Blöderweise hat ausgerechnet jetzt die Moderne vergessen, Moderne zu sein, zumindest in Sachsen - oder in Stadtbergen...
Je suis Noël?
Also, sorry, Leute, aber ein bisschen mehr Euphorie beim Weihnachtsfest hätte ich mir schon gewünscht! Doch statt »Je suis Noël« gab's wieder nur keinen Schnee, dafür reichlich Weihnachtsmärkte, ohne die heutzutage offensichtlich keine Institution mehr auskommt. Oder ist der demonstrative Verzehr von riesenhaften Bratwürsten und klebrigen Weinpanschereien auch schon eine Demonstration unserer überlegenen Kultur? Der westliche »Ausbreitungstyp« verlegt den Vorgang halt lieber ins Körperinnere, selbst die Händler auf dem Christkindlsmarkt haben sich beschwert, dass keiner mehr Krippen und Socken kauft vor lauter »kulinarischem Angebot«. Ein Hoch also auf die alte Schule der nikolausbemützten Drogeriemarktverkäuferinnen, die unter ihrem lustigen Kopfschmuck grimmiger schauen als sämtliche Krampusse im ganzen Allgäu!

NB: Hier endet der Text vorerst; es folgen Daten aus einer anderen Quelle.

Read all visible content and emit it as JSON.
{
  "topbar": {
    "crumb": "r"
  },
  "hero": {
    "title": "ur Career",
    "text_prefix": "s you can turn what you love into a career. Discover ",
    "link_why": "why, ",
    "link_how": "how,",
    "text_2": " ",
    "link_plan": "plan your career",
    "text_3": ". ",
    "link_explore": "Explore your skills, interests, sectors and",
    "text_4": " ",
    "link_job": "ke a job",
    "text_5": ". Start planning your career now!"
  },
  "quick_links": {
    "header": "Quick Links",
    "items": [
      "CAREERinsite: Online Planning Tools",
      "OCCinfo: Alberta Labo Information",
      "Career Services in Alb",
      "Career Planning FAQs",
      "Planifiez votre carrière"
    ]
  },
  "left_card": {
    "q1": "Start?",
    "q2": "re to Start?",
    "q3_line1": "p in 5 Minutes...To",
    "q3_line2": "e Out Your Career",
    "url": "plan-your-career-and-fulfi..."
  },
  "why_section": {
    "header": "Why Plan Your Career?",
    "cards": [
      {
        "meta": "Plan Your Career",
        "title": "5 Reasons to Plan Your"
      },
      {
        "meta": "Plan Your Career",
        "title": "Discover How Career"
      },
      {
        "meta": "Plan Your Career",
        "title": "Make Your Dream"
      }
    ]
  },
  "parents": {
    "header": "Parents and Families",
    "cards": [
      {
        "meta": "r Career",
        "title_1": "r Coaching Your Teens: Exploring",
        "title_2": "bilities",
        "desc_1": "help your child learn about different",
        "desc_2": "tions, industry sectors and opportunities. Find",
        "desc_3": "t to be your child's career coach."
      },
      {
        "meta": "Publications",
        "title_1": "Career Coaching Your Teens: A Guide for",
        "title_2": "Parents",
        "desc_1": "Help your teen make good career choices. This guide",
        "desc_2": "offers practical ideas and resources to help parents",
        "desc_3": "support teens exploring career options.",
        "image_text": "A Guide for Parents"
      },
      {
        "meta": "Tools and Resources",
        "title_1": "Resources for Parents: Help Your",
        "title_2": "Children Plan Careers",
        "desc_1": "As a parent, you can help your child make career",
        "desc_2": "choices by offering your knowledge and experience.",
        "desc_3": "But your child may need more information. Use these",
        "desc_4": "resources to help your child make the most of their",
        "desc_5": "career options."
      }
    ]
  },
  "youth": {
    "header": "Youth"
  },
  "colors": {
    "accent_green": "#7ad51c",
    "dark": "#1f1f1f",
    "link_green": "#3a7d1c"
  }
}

In solch unsicheren Zeiten greift man dankbar nach jedem Strohhalm, da kommt der aktuelle Gemeinschaftspfarrbrief von St. Georg, St. Maximilian, St. Simpert und St. Sebastian gerade recht. Hier ist die Welt noch in Ordnung: Nicht ein einziges Mal findet sich das Wort des Jahres, Flüchtlinge, in der immerhin dreißigseitigen Wurfsendung, stattdessen ergeht sich Stadtpfarrer Florian Geis in tiefschürfenden Betrachtungen über die vergangenen zwölf Monate: »War es ein gutes Jahr dieses 2015? Das kommt auf die Perspektive an.« Stimmt. Aus der Schlauchbootperspektive wahrscheinlich eher nicht...
Zu guter Letzt wird auf der Rückseite des Pfarrbriefs in nicht ganz astreiner Grammatik, aber umwerfender optischer Gestaltung, der »Jubiläumsablass« angekündigt. Und das ist jetzt echt mal abgefahren, vorausgesetzt man ist Mittelalterfan: Der Papst kann ein sogenanntes »Jubeljahr« ausrufen, in dem unter bestimmten Bedingungen sämtliche Sünden erlassen werden, selbst die ganz bösen, wie Abtreibungen oder SPD-Wählen. Als die pfiffige Idee um 1300 herum aufkam, durfte das Ganze nur alle hundert Jahre stattfinden, doch die Erfordernisse erzwangen bald schon eine 25jährige Wiederkehr. Und wie es halt so geht, wenn man mal damit angefangen hat: Vati kann auch besondere »Jubeljahre« außer der Reihe verkünden, so zum Beispiel jetzt zur Erinnerung an das zweite vatikanische Konzil 1965, dem angeblichen Aufbruch der katholischen Kirche in die Moderne.
Blöderweise hat ausgerechnet jetzt die Moderne vergessen, Moderne zu sein, zumindest in Sachsen. Und leider zuletzt auch in Stadtbergen. Hier haben Brandstifter versucht, eine Flüchtlingsunterkunft anzuzünden – an fünf Stellen! Hüstel. Haben Sie schon mal probiert, bei Ihrem Nachbarn Feuer zu legen? Fünfmal hintereinander? Klingt ehrlich gesagt nicht gerade danach, als ob das Gebäude unter besonderer Beobachtung gestanden hätte, was angesichts des neuen deutschen Volkssports »Migrantengrillen« vielleicht auch im friedlichen Stadtbergen in Erwägung zu ziehen gewesen wäre.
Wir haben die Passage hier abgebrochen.